In Nigeria, some privatised utilities lose as much as half of their allocated electricity supply due to technical faults, theft or customer non-payment.

“With more efficient operations and improved finances, utilities are better positioned to help weather and recover from the effects of Covid-19. Healthier utilities help create stronger energy sectors and point the way toward a brighter future for sub-Saharan Africa,” according to Power Africa’s annual report (2020).

Curse of unreliable systems

According to the International Finance Corporation (IFC), unreliable utility distribution systems are a major drag on regional growth in Africa, with the cost of inefficiency in Africa’s power and water sectors valued at $4.5 billion annually.

Along with financial costs, distribution losses also contribute to greater greenhouse gas emissions and increased water stress within the region.

On average, electricity utilities in the continent lose 23 percent of all energy consumed due to operational inefficiencies, at a cost of almost $3.3 billion per year, compared to a 10 percent global average.

“Such inefficiencies undermine the future performance of utilities, dissuade investment, and harm the environment,” says the IFC.

Africa is struggling with huge operational inefficiencies estimated at more than $3 billion annually which have caused the region to suffer the world’s highest energy prices, with most of its electricity providers barely breaking even, limiting their scope for reinvestment.

Kenya Power, which is 50.1 percent owned by the state, is facing a demand crisis due to its inflated electricity bills, corruption and increasing shift to solar energy by households and industries.

The firm disclosed in its annual report (2019) that demand risk is among major concerns to its operations as heavy-consuming industrialists seeking reliable and cheaper supply shift to solar power.

In July last year, the government reconstituted Kenya Power’s entire board as part of efforts to streamline its operations, enhance efficiency in power distribution and transmission and restore the firm to a profitability path.

The firm’s system losses have increased to 23.46 percent from 18.68 percent in the past seven years.

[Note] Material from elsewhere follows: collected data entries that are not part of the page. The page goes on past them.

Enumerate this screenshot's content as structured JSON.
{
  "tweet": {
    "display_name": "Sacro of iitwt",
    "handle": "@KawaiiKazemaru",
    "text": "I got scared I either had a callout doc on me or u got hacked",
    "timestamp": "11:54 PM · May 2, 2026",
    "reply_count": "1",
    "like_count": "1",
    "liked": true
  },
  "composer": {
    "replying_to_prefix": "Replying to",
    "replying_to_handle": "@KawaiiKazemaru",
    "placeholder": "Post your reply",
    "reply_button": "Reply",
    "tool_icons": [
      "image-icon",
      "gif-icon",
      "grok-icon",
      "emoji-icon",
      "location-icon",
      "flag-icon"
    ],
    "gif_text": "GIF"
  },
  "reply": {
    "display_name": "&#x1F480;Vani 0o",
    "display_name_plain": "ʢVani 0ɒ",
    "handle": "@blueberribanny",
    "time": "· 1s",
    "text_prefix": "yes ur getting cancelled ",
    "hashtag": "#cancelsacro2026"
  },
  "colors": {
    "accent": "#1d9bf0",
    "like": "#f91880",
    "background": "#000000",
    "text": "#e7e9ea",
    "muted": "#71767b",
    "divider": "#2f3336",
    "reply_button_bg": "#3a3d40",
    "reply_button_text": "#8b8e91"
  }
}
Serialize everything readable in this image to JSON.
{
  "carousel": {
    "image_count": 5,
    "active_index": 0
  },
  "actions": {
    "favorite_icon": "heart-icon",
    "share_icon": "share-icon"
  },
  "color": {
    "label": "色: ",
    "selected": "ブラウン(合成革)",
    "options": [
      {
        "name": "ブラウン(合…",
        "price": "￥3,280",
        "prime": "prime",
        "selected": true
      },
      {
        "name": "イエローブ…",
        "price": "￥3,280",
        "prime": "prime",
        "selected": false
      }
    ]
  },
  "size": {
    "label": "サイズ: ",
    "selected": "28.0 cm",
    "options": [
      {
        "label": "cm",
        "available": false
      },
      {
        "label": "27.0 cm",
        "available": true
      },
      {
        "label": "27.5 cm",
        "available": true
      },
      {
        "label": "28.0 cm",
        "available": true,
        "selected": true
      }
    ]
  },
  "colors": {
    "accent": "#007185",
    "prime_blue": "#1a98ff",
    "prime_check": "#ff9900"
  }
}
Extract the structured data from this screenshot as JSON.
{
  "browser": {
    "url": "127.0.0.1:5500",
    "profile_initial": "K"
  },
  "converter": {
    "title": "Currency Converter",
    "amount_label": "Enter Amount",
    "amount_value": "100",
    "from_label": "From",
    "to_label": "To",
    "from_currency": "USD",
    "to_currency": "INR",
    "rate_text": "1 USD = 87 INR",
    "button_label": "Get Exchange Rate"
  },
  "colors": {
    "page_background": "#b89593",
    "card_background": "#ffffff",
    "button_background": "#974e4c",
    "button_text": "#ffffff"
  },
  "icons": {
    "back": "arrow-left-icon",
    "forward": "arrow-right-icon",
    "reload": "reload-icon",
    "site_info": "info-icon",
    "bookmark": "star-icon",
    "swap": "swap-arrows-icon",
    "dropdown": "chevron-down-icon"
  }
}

The firm attributes its high transmission and distribution costs to higher allowance for expected credit losses and provisions for obsolete and slow-moving inventories.

In Uganda, Umeme Ltd is the country’s main electricity distribution company. The firm is responsible for distributing 97 percent of electricity through a 20-year electricity distribution concession from the government that took effect on March 1, 2005.

State-owned Botswana Power Corporation has been making operating losses for years due to high import costs, nonperforming assets and operational inefficiencies, causing it to rely on government subsidies to stay afloat.

Morocco is partially unbundling electricity sector by steadily allowing an increasing amount of private participation through a series of reforms introduced since the mid-1990s.